Run by (RE)SET, a Paris-based environmental consultancy, R3PACK is a three-year programme driven by the EU’s target of reducing plastic waste and promoting a circular economy. Plastic packaging waste remains a growing problem in the EU. The average European citizen generated 190 kg of packaging waste in 2021, amounting to a total of 84 million tonnes – up 24% in 10 years, according to Eurostat, the statistical office of the EU. Plastic material accounted for 19% of this waste by weight. While wood and paper packaging have driven much of the growth in packaging waste in recent years, the amount of plastic packaging waste increased by nearly 30% between 2010 and 2021.

And although recycling rates for plastic packaging have steadily improved to the point where all EU member states have met the 55% target, recovery rates for plastic lag those of other waste materials. The high costs of plastic waste to the environment in the form of water and air pollution, marine litter, resource depletion, and climate change therefore remain a rising concern.

Promising novel packaging options

The cellulose packaging trialled by R3PACK is among the more established and commercially viable recent alternatives to plastic packaging. It is not only durable and safe, but also relatively cost-effective. According to Wageningen University & Research, one of the key advantages of cellulose is its abundance within “side streams and residual flows of the agrifood industry” in the form of leaves and stems – but the raw material can also be collected from organic and textile consumer waste.

Mycelium-based packaging, grown from fungus on a substrate like wheat or sawdust, is another promising sustainable alternative. Grown in two to four weeks, this material is fully biodegradable, water resistant, fireproof, and much less carbon-intensive than plastics.

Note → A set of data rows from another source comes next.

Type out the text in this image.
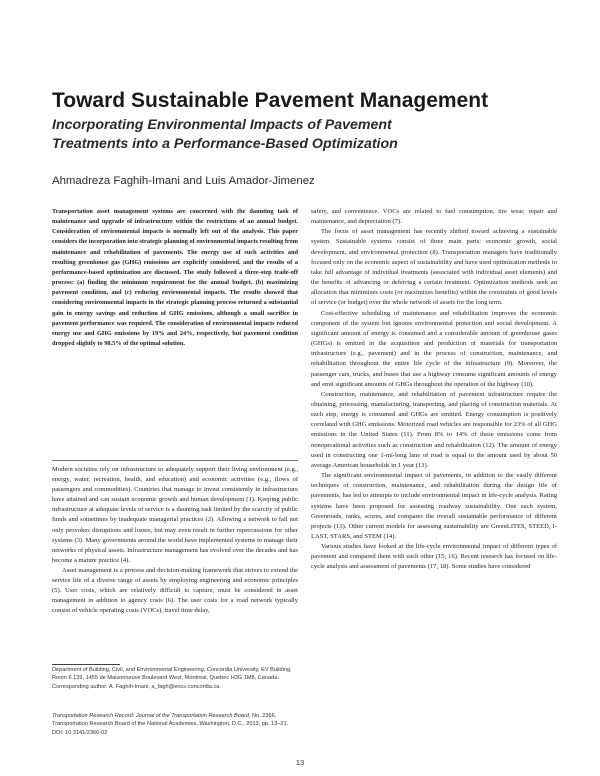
Toward Sustainable Pavement Management
Incorporating Environmental Impacts of Pavement
Treatments into a Performance-Based Optimization
Ahmadreza Faghih-Imani and Luis Amador-Jimenez
Transportation asset management systems are concerned with the daunting task of maintenance and upgrade of infrastructure within the restrictions of an annual budget. Consideration of environmental impacts is normally left out of the analysis. This paper considers the incorporation into strategic planning of environmental impacts resulting from maintenance and rehabilitation of pavements. The energy use of such activities and resulting greenhouse gas (GHG) emissions are explicitly considered, and the results of a performance-based optimization are discussed. The study followed a three-step trade-off process: (a) finding the minimum requirement for the annual budget, (b) maximizing pavement condition, and (c) reducing environmental impacts. The results showed that considering environmental impacts in the strategic planning process returned a substantial gain in energy savings and reduction of GHG emissions, although a small sacrifice in pavement performance was required. The consideration of environmental impacts reduced energy use and GHG emissions by 19% and 24%, respectively, but pavement condition dropped slightly to 98.5% of the optimal solution.

Modern societies rely on infrastructure to adequately support their living environment (e.g., energy, water, recreation, health, and education) and economic activities (e.g., flows of passengers and commodities). Countries that manage to invest consistently in infrastructure have attained and can sustain economic growth and human development (1). Keeping public infrastructure at adequate levels of service is a daunting task limited by the scarcity of public funds and sometimes by inadequate managerial practices (2). Allowing a network to fail not only provokes disruptions and losses, but may even result in further repercussions for other systems (3). Many governments around the world have implemented systems to manage their networks of physical assets. Infrastructure management has evolved over the decades and has become a mature practice (4).

Asset management is a process and decision-making framework that strives to extend the service life of a diverse range of assets by employing engineering and economic principles (5). User costs, which are relatively difficult to capture, must be considered in asset management in addition to agency costs (6). The user costs for a road network typically consist of vehicle operating costs (VOCs), travel time delay,

safety, and convenience. VOCs are related to fuel consumption, tire wear, repair and maintenance, and depreciation (7).

The focus of asset management has recently shifted toward achieving a sustainable system. Sustainable systems consist of three main parts: economic growth, social development, and environmental protection (8). Transportation managers have traditionally focused only on the economic aspect of sustainability and have used optimization methods to take full advantage of individual treatments (associated with individual asset elements) and the benefits of advancing or deferring a certain treatment. Optimization methods seek an allocation that minimizes costs (or maximizes benefits) within the constraints of good levels of service (or budget) over the whole network of assets for the long term.

Cost-effective scheduling of maintenance and rehabilitation improves the economic component of the system but ignores environmental protection and social development. A significant amount of energy is consumed and a considerable amount of greenhouse gases (GHGs) is emitted in the acquisition and production of materials for transportation infrastructure (e.g., pavement) and in the process of construction, maintenance, and rehabilitation throughout the entire life cycle of the infrastructure (9). Moreover, the passenger cars, trucks, and buses that use a highway consume significant amounts of energy and emit significant amounts of GHGs throughout the operation of the highway (10).

Construction, maintenance, and rehabilitation of pavement infrastructure require the obtaining, processing, manufacturing, transporting, and placing of construction materials. At each step, energy is consumed and GHGs are emitted. Energy consumption is positively correlated with GHG emissions. Motorized road vehicles are responsible for 23% of all GHG emissions in the United States (11). From 8% to 14% of these emissions come from nonoperational activities such as construction and rehabilitation (12). The amount of energy used in constructing one 1-mi-long lane of road is equal to the amount used by about 50 average American households in 1 year (13).

The significant environmental impact of pavements, in addition to the vastly different techniques of construction, maintenance, and rehabilitation during the design life of pavements, has led to attempts to include environmental impact in life-cycle analysis. Rating systems have been proposed for assessing roadway sustainability. One such system, Greenroads, ranks, scores, and compares the overall sustainable performance of different projects (13). Other current models for assessing sustainability are GreenLITES, STEED, I-LAST, STARS, and STEM (14).

Various studies have looked at the life-cycle environmental impact of different types of pavement and compared them with each other (15, 16). Recent research has focused on life-cycle analysis and assessment of pavements (17, 18). Some studies have considered

Department of Building, Civil, and Environmental Engineering, Concordia University, EV Building, Room 6.139, 1455 de Maisonneuve Boulevard West, Montreal, Quebec H3G 1M8, Canada. Corresponding author: A. Faghih-Imani, a_fagh@encs.concordia.ca.
Transportation Research Record: Journal of the Transportation Research Board, No. 2366, Transportation Research Board of the National Academies, Washington, D.C., 2013, pp. 13–21.
DOI: 10.3141/2366-02
13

In recent years, several startups have demonstrated the possibility of commercialisation, such as the New York-based company Evocative, which launched ‘Myco-bond’ as a Styrofoam alternative. According to a 2018 article in Materials Today, obstacles to scaling up mycelium packaging production include the challenge of consistent density, logistical hurdles, and consumer perceptions.

Edible packaging on the rise

Mycelium and cellulose have both attracted a lot of attention and funding due to the versatility of the material, but there are also many other packaging options within the food and beverage space that are gaining momentum. Seaweed polysaccharides are biodegradable and non-toxic, but also have the additional benefit of their antioxidant property, allowing for edible and durable packaging. The startup NOTPLA has developed ‘edible blobs’ from seaweed containing substances like condiments and sports drinks. However, like many other ‘food contact materials’ packaging solutions, seaweed has some major drawbacks.

2021 review of seaweed polysaccharide as a packaging, film, and coating material in the journal foods noted that seaweed has significantly higher production costs, much more regulatory uncertainty, and the additional challenge of the potential for accumulation of toxic metals and hazardous compounds.

High production costs, regulatory uncertainty, and consumer hesitancy are also primary barriers that other innovative packing solutions in the food and beverage space have to overcome in order to scale up. Nonetheless, more and more innovative products like the dissolvable edible films produced from natural silk by ‘anti-waste company’ mori and plant-based produce ‘peel’ packaging from agri-tech startup Apeel are entering the packaging space, attracting funding and attention from retail partners. These packaging innovations indicate that no single alternative might emerge as the new plastic, with different sustainable options offering a good fit depending on the product, consumer preferences, and local supply chains.